Why Schwab sucks for Penny Stocks

So there were a couple of good plays today and I got in on none of them, why you ask? Well because they are what is called a hard to borrow stock (HTB). These stocks exist across all markets and are defined by Investopedia as: A list used by brokerages to indicate securities considered difficult or unavailable to borrow for short selling transactions.

Investopedia Says
Investopedia explains Hard-To-Borrow List
The hard-to-borrow list expedites short selling transactions. According to the SEC and NASD, securities not found on this list are assumed to be in sufficient quantity and available for short sales. Those stocks on the list are still available for short selling - however, brokerages and investors must take extra measures to search the stocks out and ensure their delivery before they are sold short.
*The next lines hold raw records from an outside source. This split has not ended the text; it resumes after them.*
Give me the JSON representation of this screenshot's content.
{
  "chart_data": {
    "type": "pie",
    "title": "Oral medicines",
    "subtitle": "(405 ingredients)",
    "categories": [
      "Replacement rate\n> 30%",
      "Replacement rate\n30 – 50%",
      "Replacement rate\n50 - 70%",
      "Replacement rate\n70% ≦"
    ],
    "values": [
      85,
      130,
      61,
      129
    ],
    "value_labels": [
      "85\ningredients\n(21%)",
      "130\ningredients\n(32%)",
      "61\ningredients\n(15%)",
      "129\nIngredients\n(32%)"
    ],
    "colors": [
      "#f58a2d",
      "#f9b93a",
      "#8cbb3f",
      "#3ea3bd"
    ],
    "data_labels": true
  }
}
Ok so hard to borrow stocks are out there and all brokers basically work from essentially the same list (though I have found that some brokers actually have stock and others don't), but Schwab sucks because they want you to spend a minimum of $100,000 to short sell a HTB stock. This puts a severe crimp in shorting penny stocks as most are HTB stocks and I as well as most individual investors don't have a $100k for a single transaction.

I funded my thinkorswim account and hopefully they are better about shorting HTB stocks (I have heard they are at least about minimums, even though they may not have them available). Plus they charge a flat 9.99 fee instead of Schwabs 12.95.